A Jonas le picaban los dedos por grabarlo todo. Ese «Ho, ho, ho» era material perfecto. Pero sabía que hoy no era sólo por el contenido. Hoy se trataba de descubrir quién estaba debajo de la barba.

Escribió un mensaje rápido en el grupo:

Jonas: Plan C: lo seguimos cuando termine. Alguien tiene que ver adónde va.
Lea: Yo voy.
Sofía: Suena cero creepy. Pero me apunto.
Mehmet: Le sigo después de las crêpes. El sacrificio es real.

Tras unos veinte minutos, el show se acabó. Papá Noel saludó por última vez y desapareció otra vez detrás del telón. La mayoría de la gente se giró hacia los puestos, hacia otra cola, hacia otra dosis de azúcar.

—Vale —dijo Lea—. Atención. Modo espía activado.

Rodearon el lateral del escenario, fingiendo que simplemente pasaban por ahí. Detrás del telón había una pequeña zona medio cerrada donde algunas personas fumaban o miraban el móvil.

El corazón de Jonas latía un poco más rápido. Se sentía a la vez ridículo y extrañamente vivo. Igual era por el frío, por el olor a azúcar en el aire… o por el hecho de que estaban, literalmente, stalkeando a Papá Noel.

Entonces lo vio: el abrigo rojo medio quitado, la barba torcida, el gorro en la mano. Papá Noel estaba de espaldas, hablando con alguien.

Jonas entornó los ojos—. Si se girara sólo un segundo…

Justo en ese momento, alguien lo chocó por detrás—. Perdón, tío —murmuró una voz.

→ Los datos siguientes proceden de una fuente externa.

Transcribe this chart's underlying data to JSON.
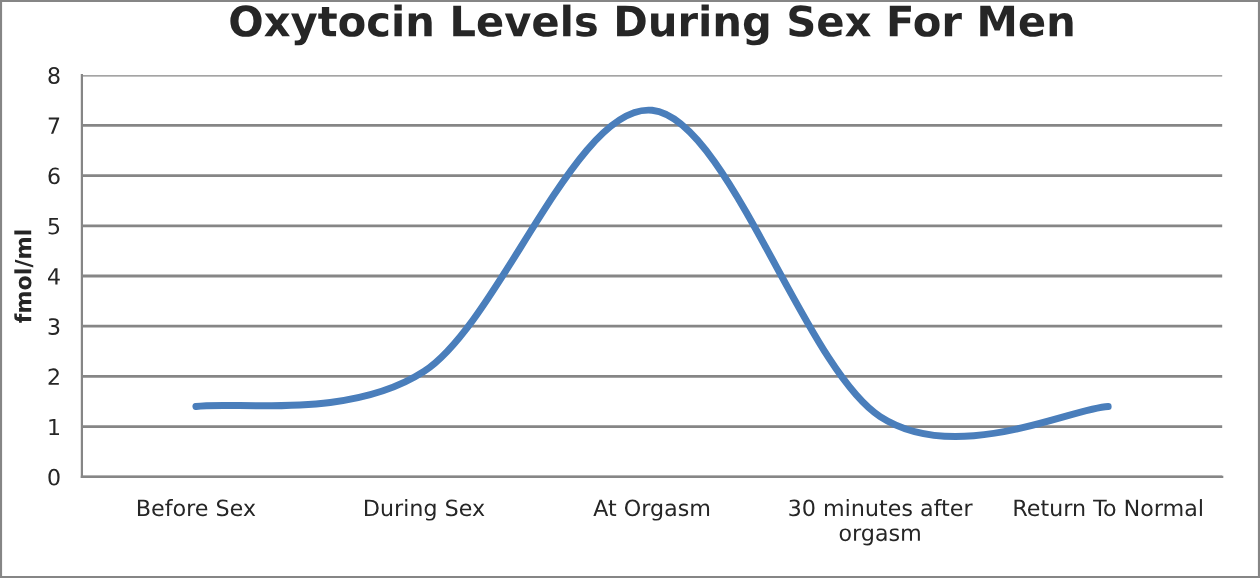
{
  "chart_data": {
    "type": "line",
    "title": "Oxytocin Levels During Sex For Men",
    "ylabel": "fmol/ml",
    "categories": [
      "Before Sex",
      "During Sex",
      "At Orgasm",
      "30 minutes after\norgasm",
      "Return To Normal"
    ],
    "series": [
      {
        "color": "#4a7ebb",
        "values": [
          1.4,
          2.1,
          7.3,
          1.2,
          1.4
        ]
      }
    ],
    "ylim": [
      0,
      8
    ],
    "yticks": [
      0,
      1,
      2,
      3,
      4,
      5,
      6,
      7,
      8
    ],
    "grid": "y",
    "legend": false,
    "marker": "none",
    "line_style": "solid"
  }
}
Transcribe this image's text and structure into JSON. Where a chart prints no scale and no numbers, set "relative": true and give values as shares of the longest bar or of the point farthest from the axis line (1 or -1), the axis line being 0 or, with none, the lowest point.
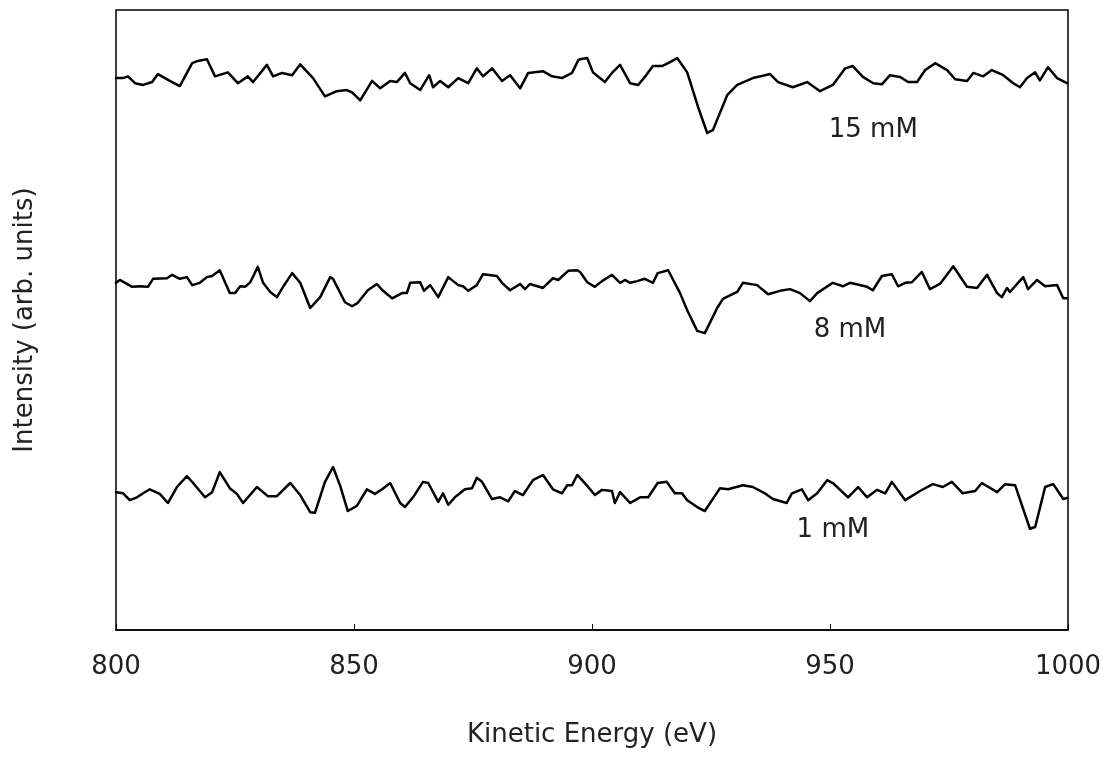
{
  "chart_data": {
    "type": "line",
    "xlabel": "Kinetic Energy (eV)",
    "ylabel": "Intensity (arb. units)",
    "relative": true,
    "marker": "none",
    "xlim": [
      800,
      1000
    ],
    "xticks": [
      800,
      850,
      900,
      950,
      1000
    ],
    "series": [
      {
        "name": "15 mM",
        "color": "#000000",
        "x": [
          800.0,
          801.5,
          802.5,
          804.0,
          805.7,
          807.6,
          808.8,
          811.3,
          813.4,
          816.0,
          817.2,
          819.1,
          820.8,
          823.5,
          825.6,
          827.7,
          828.8,
          831.7,
          833.0,
          834.9,
          837.0,
          838.7,
          841.4,
          843.9,
          846.4,
          848.5,
          849.6,
          851.3,
          853.8,
          855.5,
          857.6,
          859.0,
          860.7,
          861.8,
          863.9,
          865.8,
          866.6,
          868.1,
          869.8,
          871.9,
          874.0,
          875.8,
          877.1,
          879.0,
          881.1,
          882.8,
          884.9,
          886.6,
          889.7,
          891.6,
          893.7,
          895.8,
          897.1,
          897.5,
          899.0,
          900.2,
          902.7,
          904.2,
          905.9,
          908.0,
          909.7,
          911.1,
          912.8,
          914.7,
          916.0,
          917.9,
          920.0,
          922.3,
          924.2,
          925.4,
          928.4,
          930.5,
          933.8,
          937.4,
          939.1,
          942.2,
          945.2,
          947.9,
          950.6,
          953.2,
          954.8,
          956.9,
          959.1,
          960.9,
          962.6,
          964.7,
          966.4,
          968.3,
          970.0,
          972.1,
          974.6,
          976.3,
          978.8,
          980.1,
          982.2,
          984.0,
          986.4,
          988.5,
          989.9,
          991.4,
          993.1,
          994.1,
          995.8,
          997.7,
          999.8
        ],
        "values": [
          0.965,
          0.965,
          0.968,
          0.956,
          0.953,
          0.958,
          0.972,
          0.96,
          0.951,
          0.991,
          0.995,
          0.998,
          0.968,
          0.975,
          0.956,
          0.968,
          0.958,
          0.988,
          0.968,
          0.974,
          0.97,
          0.989,
          0.965,
          0.933,
          0.942,
          0.944,
          0.94,
          0.926,
          0.96,
          0.947,
          0.96,
          0.958,
          0.974,
          0.956,
          0.944,
          0.97,
          0.949,
          0.96,
          0.949,
          0.965,
          0.956,
          0.982,
          0.968,
          0.982,
          0.96,
          0.97,
          0.947,
          0.974,
          0.977,
          0.968,
          0.965,
          0.974,
          0.996,
          0.998,
          1.0,
          0.975,
          0.958,
          0.974,
          0.988,
          0.956,
          0.953,
          0.967,
          0.986,
          0.986,
          0.991,
          1.0,
          0.975,
          0.914,
          0.869,
          0.874,
          0.935,
          0.953,
          0.965,
          0.972,
          0.958,
          0.949,
          0.958,
          0.942,
          0.953,
          0.982,
          0.986,
          0.967,
          0.956,
          0.954,
          0.97,
          0.967,
          0.958,
          0.958,
          0.979,
          0.991,
          0.979,
          0.963,
          0.96,
          0.974,
          0.968,
          0.979,
          0.97,
          0.956,
          0.949,
          0.965,
          0.975,
          0.961,
          0.984,
          0.965,
          0.956
        ]
      },
      {
        "name": "8 mM",
        "color": "#000000",
        "x": [
          800.0,
          800.8,
          803.4,
          805.0,
          806.7,
          807.8,
          810.7,
          811.8,
          813.4,
          814.9,
          816.0,
          817.6,
          819.1,
          820.2,
          821.8,
          823.9,
          825.0,
          826.1,
          827.1,
          828.2,
          829.8,
          830.9,
          832.4,
          833.8,
          835.1,
          837.0,
          838.7,
          840.8,
          842.9,
          845.0,
          845.6,
          848.1,
          849.6,
          850.8,
          852.9,
          854.8,
          856.1,
          858.0,
          860.1,
          861.1,
          861.8,
          863.9,
          864.7,
          866.0,
          867.7,
          869.8,
          871.9,
          872.9,
          874.0,
          875.8,
          877.1,
          880.0,
          881.1,
          882.8,
          884.9,
          885.9,
          887.0,
          889.7,
          891.8,
          892.9,
          895.0,
          896.9,
          897.5,
          899.0,
          900.6,
          902.1,
          904.2,
          905.9,
          906.9,
          908.0,
          909.5,
          911.1,
          912.8,
          913.8,
          916.0,
          918.5,
          920.0,
          922.1,
          923.7,
          926.3,
          927.5,
          930.5,
          931.7,
          934.7,
          937.0,
          939.5,
          941.6,
          943.7,
          945.8,
          947.3,
          950.6,
          952.7,
          954.2,
          957.8,
          959.0,
          960.9,
          963.0,
          964.3,
          965.8,
          967.2,
          969.3,
          971.0,
          973.1,
          975.9,
          978.8,
          980.9,
          983.0,
          985.1,
          986.1,
          987.2,
          987.8,
          990.6,
          991.6,
          993.5,
          995.2,
          997.7,
          999.0,
          999.8
        ],
        "values": [
          0.607,
          0.612,
          0.6,
          0.601,
          0.6,
          0.614,
          0.615,
          0.621,
          0.614,
          0.617,
          0.603,
          0.607,
          0.617,
          0.619,
          0.629,
          0.589,
          0.589,
          0.601,
          0.6,
          0.608,
          0.635,
          0.607,
          0.591,
          0.582,
          0.6,
          0.624,
          0.607,
          0.563,
          0.582,
          0.617,
          0.614,
          0.573,
          0.566,
          0.572,
          0.594,
          0.605,
          0.593,
          0.58,
          0.589,
          0.589,
          0.607,
          0.608,
          0.593,
          0.603,
          0.582,
          0.617,
          0.603,
          0.601,
          0.593,
          0.603,
          0.622,
          0.619,
          0.607,
          0.594,
          0.605,
          0.596,
          0.605,
          0.598,
          0.615,
          0.612,
          0.628,
          0.629,
          0.626,
          0.608,
          0.6,
          0.61,
          0.621,
          0.607,
          0.612,
          0.607,
          0.61,
          0.614,
          0.607,
          0.624,
          0.629,
          0.589,
          0.559,
          0.523,
          0.519,
          0.563,
          0.579,
          0.591,
          0.607,
          0.603,
          0.587,
          0.593,
          0.596,
          0.589,
          0.575,
          0.589,
          0.607,
          0.601,
          0.607,
          0.6,
          0.594,
          0.619,
          0.622,
          0.601,
          0.607,
          0.608,
          0.626,
          0.596,
          0.605,
          0.636,
          0.6,
          0.598,
          0.621,
          0.589,
          0.582,
          0.598,
          0.591,
          0.617,
          0.596,
          0.612,
          0.601,
          0.603,
          0.58,
          0.58
        ]
      },
      {
        "name": "1 mM",
        "color": "#000000",
        "x": [
          800.0,
          801.5,
          802.9,
          804.4,
          805.7,
          807.1,
          809.2,
          810.9,
          812.8,
          814.9,
          816.2,
          818.7,
          820.2,
          821.8,
          823.9,
          825.4,
          826.7,
          829.6,
          831.9,
          833.8,
          836.6,
          838.7,
          840.8,
          841.8,
          843.9,
          845.6,
          847.1,
          848.7,
          850.6,
          852.7,
          854.4,
          855.9,
          857.6,
          859.7,
          860.7,
          862.4,
          864.5,
          865.6,
          867.7,
          868.7,
          869.8,
          871.2,
          873.3,
          874.8,
          875.8,
          876.9,
          879.0,
          880.7,
          882.4,
          883.8,
          885.5,
          887.6,
          889.7,
          891.8,
          893.7,
          894.8,
          895.8,
          896.9,
          897.5,
          899.0,
          900.6,
          902.1,
          904.2,
          904.8,
          905.9,
          908.0,
          910.1,
          911.8,
          913.8,
          915.7,
          917.4,
          918.9,
          920.0,
          922.1,
          923.7,
          926.9,
          928.6,
          931.7,
          933.8,
          936.3,
          938.0,
          940.9,
          942.0,
          944.1,
          945.4,
          947.3,
          949.4,
          950.6,
          953.8,
          955.9,
          957.8,
          959.9,
          961.6,
          963.0,
          965.8,
          968.9,
          971.6,
          973.7,
          975.6,
          977.9,
          980.5,
          981.9,
          985.1,
          986.8,
          988.9,
          992.0,
          993.1,
          995.2,
          996.9,
          999.0,
          999.8
        ],
        "values": [
          0.241,
          0.239,
          0.227,
          0.232,
          0.239,
          0.246,
          0.238,
          0.222,
          0.25,
          0.269,
          0.257,
          0.232,
          0.241,
          0.276,
          0.248,
          0.238,
          0.222,
          0.25,
          0.234,
          0.234,
          0.257,
          0.236,
          0.206,
          0.205,
          0.259,
          0.285,
          0.252,
          0.208,
          0.217,
          0.246,
          0.238,
          0.246,
          0.257,
          0.222,
          0.215,
          0.232,
          0.259,
          0.257,
          0.224,
          0.239,
          0.219,
          0.232,
          0.246,
          0.248,
          0.266,
          0.259,
          0.229,
          0.232,
          0.225,
          0.243,
          0.236,
          0.262,
          0.271,
          0.246,
          0.239,
          0.253,
          0.253,
          0.271,
          0.266,
          0.252,
          0.236,
          0.245,
          0.243,
          0.222,
          0.241,
          0.222,
          0.232,
          0.232,
          0.257,
          0.259,
          0.239,
          0.239,
          0.227,
          0.215,
          0.208,
          0.248,
          0.246,
          0.253,
          0.25,
          0.239,
          0.229,
          0.222,
          0.239,
          0.246,
          0.227,
          0.239,
          0.262,
          0.257,
          0.232,
          0.25,
          0.232,
          0.245,
          0.239,
          0.259,
          0.227,
          0.243,
          0.255,
          0.25,
          0.259,
          0.239,
          0.243,
          0.257,
          0.241,
          0.255,
          0.253,
          0.177,
          0.18,
          0.25,
          0.255,
          0.229,
          0.231
        ]
      }
    ]
  }
}
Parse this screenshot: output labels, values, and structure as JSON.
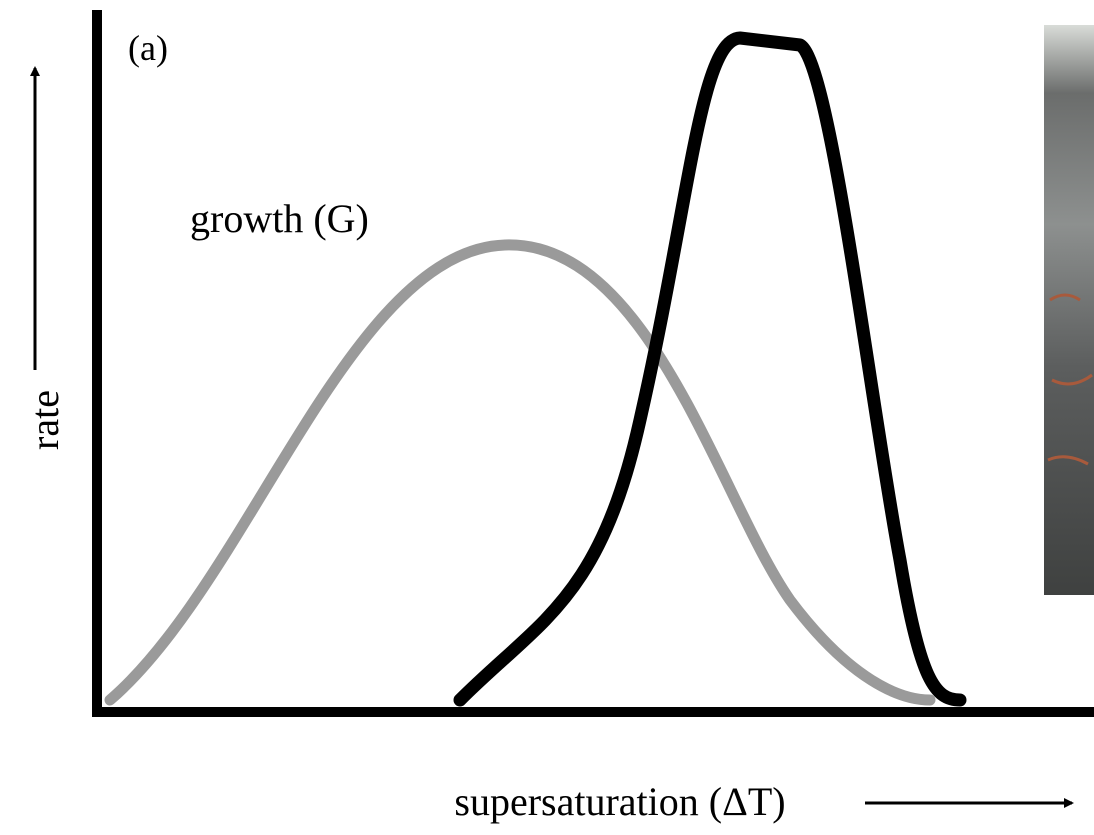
{
  "panel_label": "(a)",
  "curve_label": "growth (G)",
  "axes": {
    "x_label": "supersaturation (ΔT)",
    "y_label": "rate"
  }
}
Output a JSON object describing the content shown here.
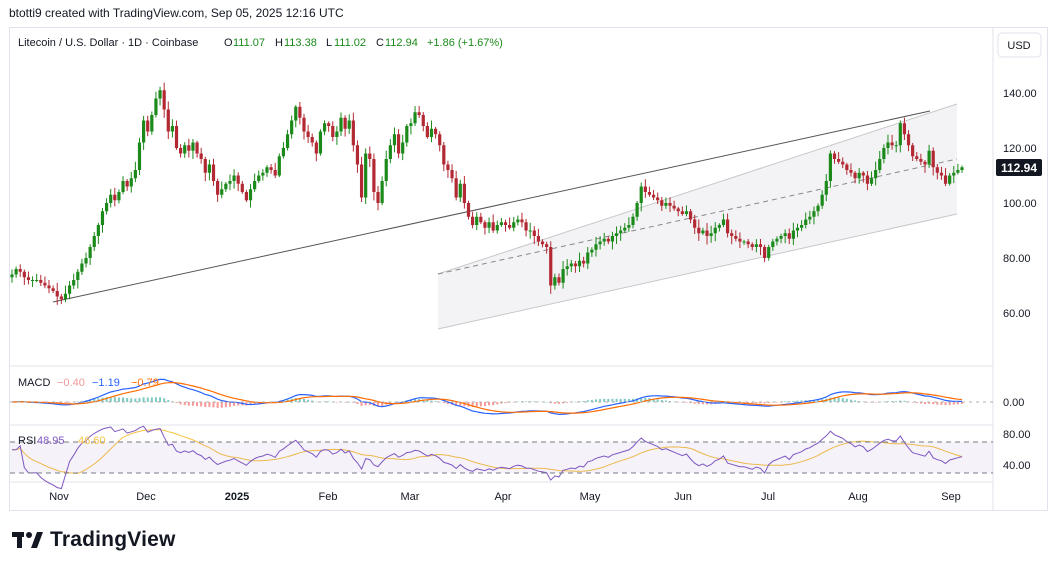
{
  "credit": "btotti9 created with TradingView.com, Sep 05, 2025 12:16 UTC",
  "brand": "TradingView",
  "currency_button": "USD",
  "header": {
    "symbol": "Litecoin / U.S. Dollar · 1D · Coinbase",
    "open_label": "O",
    "open": "111.07",
    "high_label": "H",
    "high": "113.38",
    "low_label": "L",
    "low": "111.02",
    "close_label": "C",
    "close": "112.94",
    "change": "+1.86 (+1.67%)"
  },
  "last_price_tag": "112.94",
  "colors": {
    "up": "#26a69a",
    "down": "#b22833",
    "upDark": "#1b8a1b",
    "macd": "#2962ff",
    "signal": "#ff6d00",
    "rsi": "#7e57c2",
    "rsi_ma": "#f7c244",
    "text": "#131722",
    "grid": "#e0e3eb"
  },
  "macd_panel": {
    "label": "MACD",
    "hist": "−0.40",
    "macd": "−1.19",
    "signal": "−0.79",
    "tick": "0.00"
  },
  "rsi_panel": {
    "label": "RSI",
    "rsi": "48.95",
    "ma": "46.60",
    "ticks": [
      "80.00",
      "40.00"
    ]
  },
  "chart_data": {
    "type": "candlestick",
    "title": "Litecoin / U.S. Dollar · 1D · Coinbase",
    "price_axis": {
      "ticks": [
        140,
        120,
        100,
        80,
        60
      ],
      "unit": "USD"
    },
    "x_ticks": [
      "Nov",
      "Dec",
      "2025",
      "Feb",
      "Mar",
      "Apr",
      "May",
      "Jun",
      "Jul",
      "Aug",
      "Sep"
    ],
    "start_date": "2024-10-23",
    "closes": [
      74,
      76,
      75,
      73,
      72,
      72,
      72,
      71,
      70,
      69,
      68,
      66,
      65,
      67,
      70,
      72,
      75,
      78,
      80,
      84,
      88,
      92,
      97,
      100,
      103,
      101,
      104,
      108,
      106,
      109,
      112,
      122,
      130,
      126,
      132,
      138,
      141,
      134,
      126,
      128,
      120,
      118,
      121,
      119,
      122,
      118,
      116,
      111,
      114,
      108,
      103,
      105,
      107,
      108,
      110,
      107,
      104,
      101,
      105,
      108,
      110,
      111,
      113,
      112,
      110,
      117,
      120,
      125,
      130,
      135,
      131,
      126,
      124,
      122,
      118,
      126,
      129,
      128,
      124,
      126,
      131,
      127,
      130,
      121,
      114,
      102,
      118,
      116,
      104,
      100,
      108,
      116,
      121,
      125,
      118,
      122,
      128,
      129,
      133,
      132,
      128,
      124,
      127,
      125,
      121,
      114,
      112,
      109,
      102,
      107,
      100,
      95,
      92,
      95,
      93,
      91,
      93,
      90,
      92,
      93,
      92,
      91,
      93,
      94,
      93,
      90,
      90,
      88,
      86,
      85,
      84,
      70,
      73,
      71,
      76,
      77,
      78,
      77,
      79,
      78,
      82,
      83,
      85,
      86,
      87,
      86,
      88,
      89,
      90,
      91,
      92,
      95,
      100,
      106,
      104,
      103,
      102,
      101,
      99,
      100,
      99,
      98,
      97,
      96,
      97,
      94,
      91,
      89,
      90,
      88,
      89,
      91,
      92,
      94,
      89,
      88,
      87,
      86,
      86,
      85,
      84,
      85,
      84,
      80,
      84,
      86,
      87,
      88,
      89,
      87,
      90,
      91,
      92,
      94,
      95,
      97,
      99,
      103,
      108,
      118,
      116,
      115,
      114,
      112,
      111,
      109,
      111,
      110,
      107,
      109,
      112,
      116,
      120,
      122,
      121,
      121,
      129,
      125,
      121,
      117,
      116,
      115,
      114,
      119,
      113,
      111,
      110,
      107,
      110,
      111,
      112,
      113
    ],
    "macd": {
      "hist": "−0.40",
      "macd": "−1.19",
      "signal": "−0.79",
      "zero_line": 0
    },
    "rsi": {
      "value": 48.95,
      "ma": 46.6,
      "upper": 70,
      "lower": 30,
      "ticks": [
        80,
        40
      ]
    }
  }
}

Jonas se giró un instante: un chico con gorro, móvil en la mano, auriculares puestos, súper normal. Cuando volvió a mirar hacia delante…

Papá Noel ya no estaba.

Sólo quedaba la barba torcida encima de una caja. Y en el fondo del estómago de Jonas apareció una sensación muy clara: la Christmas Challenge no iba a ser nada fácil.

—Bueno —dijo al final Sofía—. Esto no ha sido precisamente una victoria.

Lea respiró hondo, miró la barba y luego a Jonas—. No es una victoria —admitió—. Pero tampoco es game over. Ahora sabemos algo nuevo: Papá Noel con zapatillas es rápido. Y está en alguna parte del mercado. Sin barba. Sin gorro. Perdido entre la gente.

Jonas notó que su móvil vibraba otra vez. Una nueva notificación de Insta.

@stadt_kleinstadt_news: Nueva story: «¿Alguien más ha visto cómo Papá Noel ha desaparecido súper rápido hace un momento? Aquí pasa algo raro… #CaosNavideño»

Jonas se echó a reír—. Genial —dijo—. Papá Noel se está volviendo viral oficialmente. Y nosotros justo en medio.

Lea sonrió—. El reto nº 1 todavía no se ha acabado —dijo en voz baja—. La caza de Papá Noel continúa.